Compulsory treatment is similar to compulsory vaccination in that both involve an invasion of bodily integrity; both should be employed in limited circumstances when the interests of public health demand it. Several of the vaccines that have been developed for COVID-19 are viral vector vaccines containing a weakened version of a live virus, while mRNA vaccines code for the spike protein of the SARS-CoV-2 virus. Therefore, similar to compulsory treatment, compulsory vaccination is a weighty step which involves compromise of bodily integrity.

However, there are important caveats. It is reasonable to argue that compulsory vaccination is generally less invasive than compulsory treatment, reflected in the rarity with which compulsory treatment is employed. The side effects of vaccinations are generally mild and serious adverse reactions rare [56]; such effects are also generally short-lived. In contrast, compulsory treatment is likely to be more invasive and may involve sustained therapeutic management over an extended period with potential for significant impact on the recipient.
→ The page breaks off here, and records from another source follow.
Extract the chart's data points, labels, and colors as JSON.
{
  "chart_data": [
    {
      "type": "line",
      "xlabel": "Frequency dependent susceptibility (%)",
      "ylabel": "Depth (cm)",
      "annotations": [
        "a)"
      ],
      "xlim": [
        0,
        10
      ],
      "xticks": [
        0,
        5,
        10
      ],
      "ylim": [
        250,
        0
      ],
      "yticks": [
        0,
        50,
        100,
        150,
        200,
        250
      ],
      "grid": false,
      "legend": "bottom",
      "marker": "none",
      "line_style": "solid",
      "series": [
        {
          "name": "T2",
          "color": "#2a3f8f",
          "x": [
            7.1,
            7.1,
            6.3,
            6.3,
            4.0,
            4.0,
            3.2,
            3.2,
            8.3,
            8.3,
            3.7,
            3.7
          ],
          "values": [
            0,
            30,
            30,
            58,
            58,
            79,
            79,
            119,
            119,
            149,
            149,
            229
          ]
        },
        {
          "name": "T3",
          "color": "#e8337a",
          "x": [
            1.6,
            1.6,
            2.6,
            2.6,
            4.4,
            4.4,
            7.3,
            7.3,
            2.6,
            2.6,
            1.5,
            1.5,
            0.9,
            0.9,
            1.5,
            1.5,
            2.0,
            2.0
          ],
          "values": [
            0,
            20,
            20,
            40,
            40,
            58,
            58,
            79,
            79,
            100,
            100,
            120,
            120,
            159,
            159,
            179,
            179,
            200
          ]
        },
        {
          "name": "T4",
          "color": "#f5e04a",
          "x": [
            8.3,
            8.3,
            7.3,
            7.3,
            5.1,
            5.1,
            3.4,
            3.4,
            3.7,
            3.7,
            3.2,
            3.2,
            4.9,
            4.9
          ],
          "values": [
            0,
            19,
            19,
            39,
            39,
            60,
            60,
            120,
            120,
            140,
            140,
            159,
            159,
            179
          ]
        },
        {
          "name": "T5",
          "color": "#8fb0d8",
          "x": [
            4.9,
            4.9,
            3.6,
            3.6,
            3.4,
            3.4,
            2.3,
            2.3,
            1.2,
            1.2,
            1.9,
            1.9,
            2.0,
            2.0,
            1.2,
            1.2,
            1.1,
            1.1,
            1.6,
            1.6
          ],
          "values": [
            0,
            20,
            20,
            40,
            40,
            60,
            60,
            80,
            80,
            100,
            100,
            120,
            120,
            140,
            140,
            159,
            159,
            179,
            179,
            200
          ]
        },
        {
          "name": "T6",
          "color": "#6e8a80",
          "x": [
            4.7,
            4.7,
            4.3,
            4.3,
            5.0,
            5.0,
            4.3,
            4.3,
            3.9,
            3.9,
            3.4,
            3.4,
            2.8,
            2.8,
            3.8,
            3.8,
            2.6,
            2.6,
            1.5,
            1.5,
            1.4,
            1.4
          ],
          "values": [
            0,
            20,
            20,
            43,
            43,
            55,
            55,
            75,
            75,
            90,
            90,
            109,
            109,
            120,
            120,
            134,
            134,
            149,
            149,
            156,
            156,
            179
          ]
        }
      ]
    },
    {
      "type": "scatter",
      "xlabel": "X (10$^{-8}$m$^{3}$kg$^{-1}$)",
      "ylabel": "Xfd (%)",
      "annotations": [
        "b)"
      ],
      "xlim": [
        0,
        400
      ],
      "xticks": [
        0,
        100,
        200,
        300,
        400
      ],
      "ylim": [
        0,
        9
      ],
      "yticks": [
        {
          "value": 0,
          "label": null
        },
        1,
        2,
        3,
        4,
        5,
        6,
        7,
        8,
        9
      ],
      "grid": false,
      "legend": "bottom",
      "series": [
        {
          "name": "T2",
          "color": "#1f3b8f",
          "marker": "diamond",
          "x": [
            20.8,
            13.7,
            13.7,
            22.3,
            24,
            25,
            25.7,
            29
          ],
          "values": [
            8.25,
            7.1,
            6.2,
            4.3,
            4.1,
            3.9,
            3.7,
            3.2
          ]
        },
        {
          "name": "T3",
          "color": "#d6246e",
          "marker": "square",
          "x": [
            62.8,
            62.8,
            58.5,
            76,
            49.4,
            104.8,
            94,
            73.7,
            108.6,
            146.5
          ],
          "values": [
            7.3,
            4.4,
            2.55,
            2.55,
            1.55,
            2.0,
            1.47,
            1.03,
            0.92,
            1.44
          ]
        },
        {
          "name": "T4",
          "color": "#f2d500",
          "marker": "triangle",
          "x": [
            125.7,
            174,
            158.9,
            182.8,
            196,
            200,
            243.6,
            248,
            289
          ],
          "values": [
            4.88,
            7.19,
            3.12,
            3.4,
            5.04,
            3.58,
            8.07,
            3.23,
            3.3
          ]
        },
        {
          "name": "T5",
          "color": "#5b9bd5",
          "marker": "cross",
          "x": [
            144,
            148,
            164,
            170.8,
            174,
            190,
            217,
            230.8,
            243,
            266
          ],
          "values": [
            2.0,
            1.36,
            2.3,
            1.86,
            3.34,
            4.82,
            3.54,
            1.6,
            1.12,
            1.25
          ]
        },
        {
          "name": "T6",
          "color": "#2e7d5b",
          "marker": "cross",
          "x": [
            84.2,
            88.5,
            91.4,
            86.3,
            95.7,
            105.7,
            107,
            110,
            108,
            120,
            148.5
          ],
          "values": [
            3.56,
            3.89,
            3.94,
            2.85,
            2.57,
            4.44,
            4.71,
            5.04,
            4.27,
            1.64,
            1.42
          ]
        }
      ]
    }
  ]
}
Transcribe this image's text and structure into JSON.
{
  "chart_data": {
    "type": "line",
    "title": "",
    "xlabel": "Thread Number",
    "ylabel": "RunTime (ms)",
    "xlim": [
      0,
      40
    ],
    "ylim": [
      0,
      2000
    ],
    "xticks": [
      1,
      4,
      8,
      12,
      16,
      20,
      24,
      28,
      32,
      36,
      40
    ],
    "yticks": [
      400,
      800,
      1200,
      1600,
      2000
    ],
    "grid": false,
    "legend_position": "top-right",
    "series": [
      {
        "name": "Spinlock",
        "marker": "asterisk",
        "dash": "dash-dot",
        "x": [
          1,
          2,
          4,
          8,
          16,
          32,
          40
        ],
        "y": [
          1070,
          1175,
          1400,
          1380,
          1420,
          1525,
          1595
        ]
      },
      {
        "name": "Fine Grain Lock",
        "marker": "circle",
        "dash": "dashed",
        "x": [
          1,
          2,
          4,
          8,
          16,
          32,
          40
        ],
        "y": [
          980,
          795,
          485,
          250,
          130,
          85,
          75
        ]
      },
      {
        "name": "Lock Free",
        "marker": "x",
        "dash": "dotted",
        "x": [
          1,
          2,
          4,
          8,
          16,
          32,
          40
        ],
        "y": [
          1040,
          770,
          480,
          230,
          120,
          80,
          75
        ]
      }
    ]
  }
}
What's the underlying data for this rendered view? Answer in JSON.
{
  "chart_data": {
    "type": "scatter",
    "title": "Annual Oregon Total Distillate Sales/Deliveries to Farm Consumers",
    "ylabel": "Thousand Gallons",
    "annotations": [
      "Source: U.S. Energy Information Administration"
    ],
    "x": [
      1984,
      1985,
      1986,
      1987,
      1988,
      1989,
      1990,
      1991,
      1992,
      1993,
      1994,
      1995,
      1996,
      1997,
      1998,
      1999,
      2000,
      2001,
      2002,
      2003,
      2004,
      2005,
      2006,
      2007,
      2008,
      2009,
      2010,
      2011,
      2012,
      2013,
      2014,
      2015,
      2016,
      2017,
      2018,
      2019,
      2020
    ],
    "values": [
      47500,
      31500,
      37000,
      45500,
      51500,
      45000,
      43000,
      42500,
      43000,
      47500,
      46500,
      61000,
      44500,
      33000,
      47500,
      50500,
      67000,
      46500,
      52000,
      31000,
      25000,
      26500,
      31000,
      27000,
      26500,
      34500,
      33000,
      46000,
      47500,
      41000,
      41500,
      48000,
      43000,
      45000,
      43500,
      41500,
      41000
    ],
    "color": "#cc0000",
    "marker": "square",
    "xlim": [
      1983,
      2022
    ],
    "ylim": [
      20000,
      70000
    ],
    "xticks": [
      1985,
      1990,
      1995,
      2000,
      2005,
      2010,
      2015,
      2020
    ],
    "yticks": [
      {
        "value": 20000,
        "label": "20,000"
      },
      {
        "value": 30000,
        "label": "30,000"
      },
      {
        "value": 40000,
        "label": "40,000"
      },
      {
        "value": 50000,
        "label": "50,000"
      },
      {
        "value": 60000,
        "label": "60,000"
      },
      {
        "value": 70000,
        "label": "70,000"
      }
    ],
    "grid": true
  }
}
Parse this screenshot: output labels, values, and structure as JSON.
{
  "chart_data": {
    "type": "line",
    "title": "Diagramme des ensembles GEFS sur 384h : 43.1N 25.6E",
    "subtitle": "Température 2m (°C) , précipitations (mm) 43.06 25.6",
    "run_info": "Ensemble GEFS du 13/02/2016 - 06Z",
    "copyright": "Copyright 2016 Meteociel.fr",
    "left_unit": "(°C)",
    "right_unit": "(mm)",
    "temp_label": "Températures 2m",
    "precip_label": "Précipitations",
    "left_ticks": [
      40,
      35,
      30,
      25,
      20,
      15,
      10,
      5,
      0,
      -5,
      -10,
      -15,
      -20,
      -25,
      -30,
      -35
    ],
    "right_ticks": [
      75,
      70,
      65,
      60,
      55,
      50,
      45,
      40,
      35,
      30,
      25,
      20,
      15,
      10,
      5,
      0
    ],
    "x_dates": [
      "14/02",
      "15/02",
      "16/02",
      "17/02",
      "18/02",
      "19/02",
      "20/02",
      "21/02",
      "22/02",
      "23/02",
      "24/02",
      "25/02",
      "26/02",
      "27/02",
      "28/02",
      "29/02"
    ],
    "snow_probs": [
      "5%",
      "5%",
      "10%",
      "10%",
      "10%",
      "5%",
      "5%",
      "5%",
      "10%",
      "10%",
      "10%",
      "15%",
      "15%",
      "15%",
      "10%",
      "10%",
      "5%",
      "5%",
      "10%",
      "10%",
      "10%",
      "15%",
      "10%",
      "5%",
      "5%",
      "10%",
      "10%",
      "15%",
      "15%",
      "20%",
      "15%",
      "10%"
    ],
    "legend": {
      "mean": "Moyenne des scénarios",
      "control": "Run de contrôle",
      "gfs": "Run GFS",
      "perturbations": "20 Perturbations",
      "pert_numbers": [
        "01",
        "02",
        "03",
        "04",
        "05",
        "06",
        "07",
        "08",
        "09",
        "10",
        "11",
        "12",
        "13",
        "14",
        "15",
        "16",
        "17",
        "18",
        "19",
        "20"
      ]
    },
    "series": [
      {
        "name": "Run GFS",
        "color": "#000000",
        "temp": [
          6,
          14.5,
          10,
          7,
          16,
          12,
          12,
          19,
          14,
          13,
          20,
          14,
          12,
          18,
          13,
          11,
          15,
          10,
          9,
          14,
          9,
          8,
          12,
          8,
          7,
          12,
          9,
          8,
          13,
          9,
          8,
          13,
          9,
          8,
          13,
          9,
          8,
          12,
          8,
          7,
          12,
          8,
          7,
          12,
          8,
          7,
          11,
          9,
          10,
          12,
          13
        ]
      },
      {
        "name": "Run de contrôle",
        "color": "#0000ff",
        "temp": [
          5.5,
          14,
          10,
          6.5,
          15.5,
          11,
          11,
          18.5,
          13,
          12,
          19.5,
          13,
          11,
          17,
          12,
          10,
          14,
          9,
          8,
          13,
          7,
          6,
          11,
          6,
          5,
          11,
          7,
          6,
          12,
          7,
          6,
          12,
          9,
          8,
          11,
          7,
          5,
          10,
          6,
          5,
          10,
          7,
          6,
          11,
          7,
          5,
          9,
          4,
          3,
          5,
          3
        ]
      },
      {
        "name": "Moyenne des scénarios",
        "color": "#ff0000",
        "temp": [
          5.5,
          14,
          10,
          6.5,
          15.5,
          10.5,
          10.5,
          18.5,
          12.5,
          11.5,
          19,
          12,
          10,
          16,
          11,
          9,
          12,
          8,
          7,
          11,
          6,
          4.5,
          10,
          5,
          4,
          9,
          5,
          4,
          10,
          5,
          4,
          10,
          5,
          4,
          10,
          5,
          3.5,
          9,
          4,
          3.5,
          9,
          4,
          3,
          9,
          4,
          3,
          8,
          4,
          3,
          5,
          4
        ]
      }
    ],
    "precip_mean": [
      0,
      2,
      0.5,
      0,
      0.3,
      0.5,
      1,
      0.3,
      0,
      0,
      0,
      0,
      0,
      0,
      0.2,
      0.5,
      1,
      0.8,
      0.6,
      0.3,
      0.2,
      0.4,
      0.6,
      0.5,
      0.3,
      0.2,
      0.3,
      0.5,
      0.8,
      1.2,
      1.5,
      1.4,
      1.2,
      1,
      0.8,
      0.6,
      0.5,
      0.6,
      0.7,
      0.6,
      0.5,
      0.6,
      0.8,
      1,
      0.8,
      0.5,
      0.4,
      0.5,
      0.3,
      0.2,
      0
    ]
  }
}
Therefore, if compulsory treatment is considered acceptable in some limited circumstances, it seems reasonable to argue that compulsory vaccination against COVID-19 may also be warranted due to the reduced impact on bodily integrity and the considerable risk of COVID-19, both to population health and social and economic life, particularly if future mutations emerge which pose a greater threat to public health and social and economic life. However, public support or even acceptance will require provision of accessible and understandable information (as, e.g. explaining generic medicines and their use [57]), and may involve lengthy political ratification processes (e.g. referenda), contingent upon individual nations’ constitutions or governmental procedures.

Conclusion

It is evident that the challenges presented by COVID-19 are novel in modern times and will influence the world economy and society for many years. Application of casuistry, or rhetorical reasoning, in “the practice of setting general laws on the basis of exceptional cases” has been criticised by the current highest ranked Jesuit, Pope Francis, albeit in a context different to the COVID-19 pandemic. Irrespective, our choice of utilising casuistical case analysis has highlighted that while more holistic solutions may be preferred, the novel nature of this pandemic requires innovative approaches to public health, which might eventually include compulsory vaccination of those who refuse vaccination. Of course any such measure would have to be limited in scope and application with procedural protections vital [58]. It is clear that there are times when the state must take firm action to prevent or mitigate risk of contagion in the interests of public health, particularly in the context of a prolonged and deadly pandemic [59]. Framed in that way, coercive measures such as compulsory vaccination might become acceptable, even if only temporarily and perhaps through exhaustion of populations and economies affected by serial outbreaks over an extended period. Indeed, it seems prudent that understandable education programmes be implemented to inform the public of public health measures, their necessity, and the potential consequences of their implementation or absence. If effective, such programmes may elicit support across all sectors of society rendering coercion unnecessary. Such support, however, is aspirational, and perhaps the most likely scenario is passive acceptance rather than active opposition based on understanding of infection risks and, hence, reduced antipathy towards vaccination.